SAN ANTONIO — Gov. Abbott says local school districts will not put their state funding at risk by using remote learning options.
He made the statement in an interview with KENS 5's Deborah Knapp. She asked him about possible conflicts between his statements and those of the Texas Education Agency, but he said they were consistent.
"The local school boards and districts make the decisions about when to open up schools, how to open up schools, and then giving those school districts, once they do open up, at least eight weeks of remote learning opportunity," Abbott said.
She asked him about the ability of local health authorities, such as Metro Health in San Antonio, to close schools due to coronavirus risks.
"If anyone tests positive in a school, the school can shut down for five days and have remote learning during that time period," Abbott said. "If once schools open up, a local health authority says there are concerns about health in a particular school, the local health authority still has that authority to shut down the school while the school provides the remote learning opportunity."

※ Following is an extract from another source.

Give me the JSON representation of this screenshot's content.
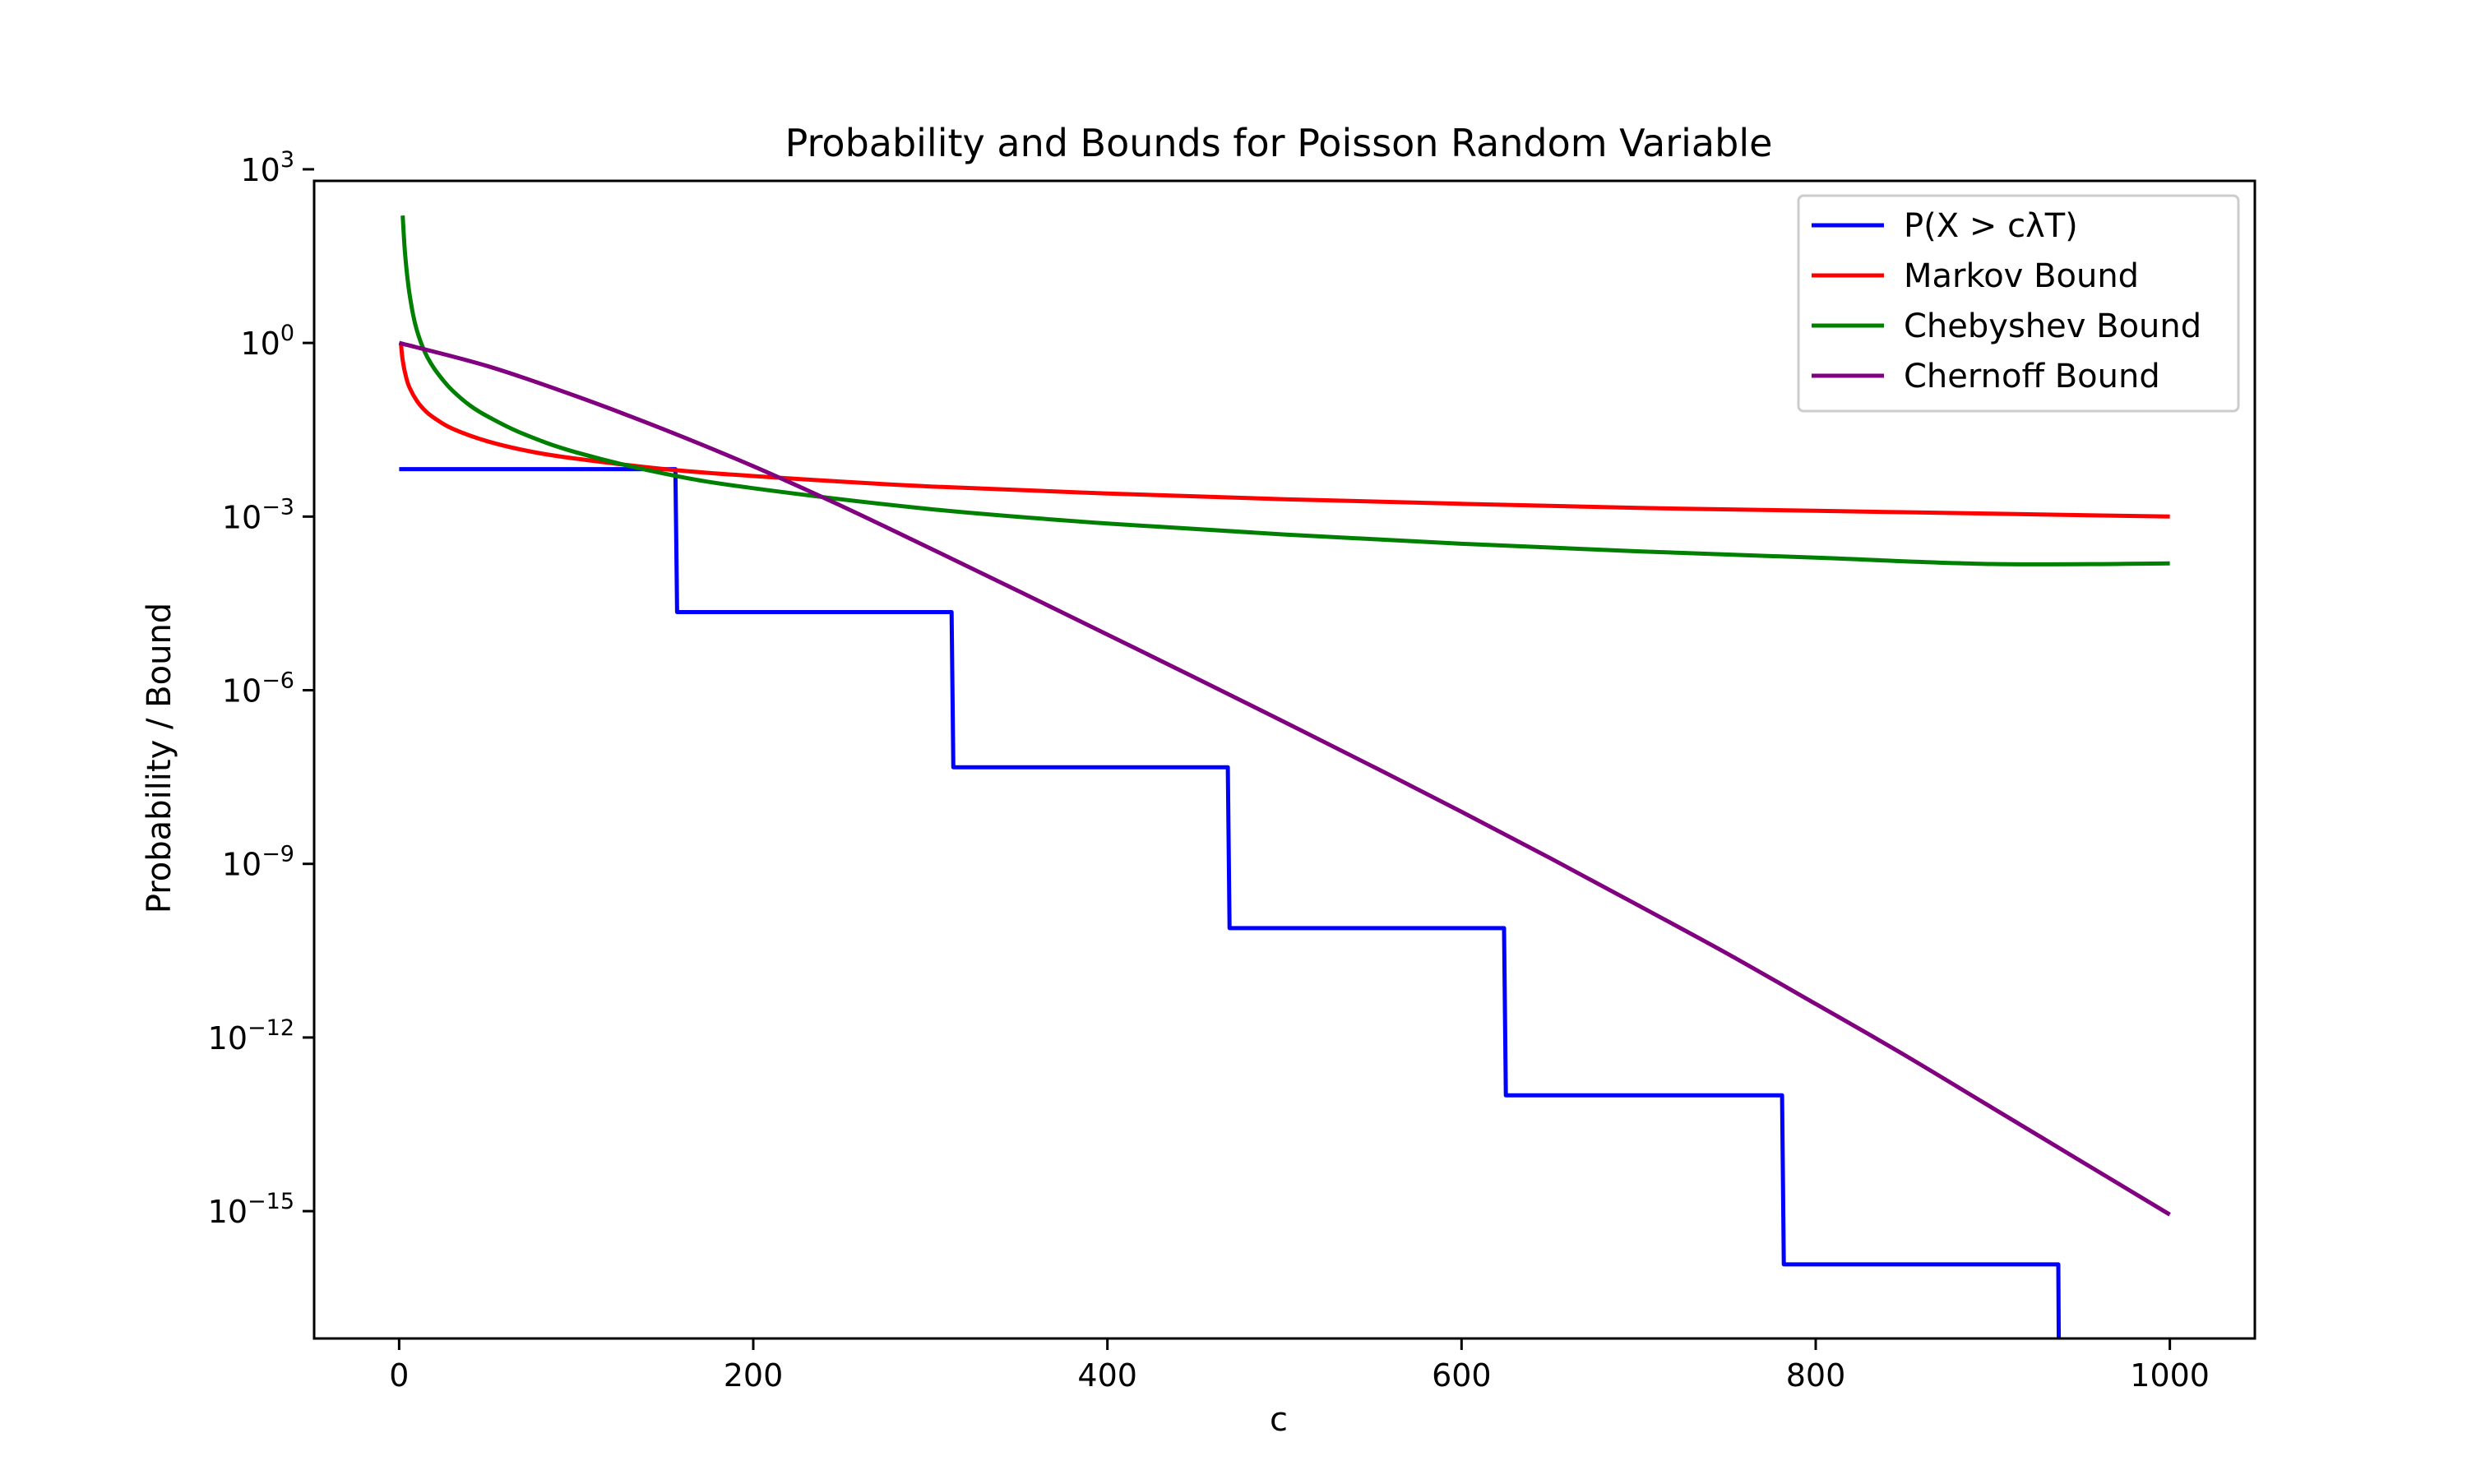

Abbott said the key difference is that local health authorities can't make a blanket decision to close schools ahead of an outbreak.
"When schools are open, local health officials do have the ability to close schools at that time," he said. "The law in the state of Texas is (that) local public health officials do not have the authority to issue a preemptive declaration three months in advance of when a school may open up, saying that a school can't open up, and that is in essence what the local public health authority is doing."
"What a public health authority does have the ability to do... under the TEA standards is, if there is a condition in school at that particular time, they can close down that school."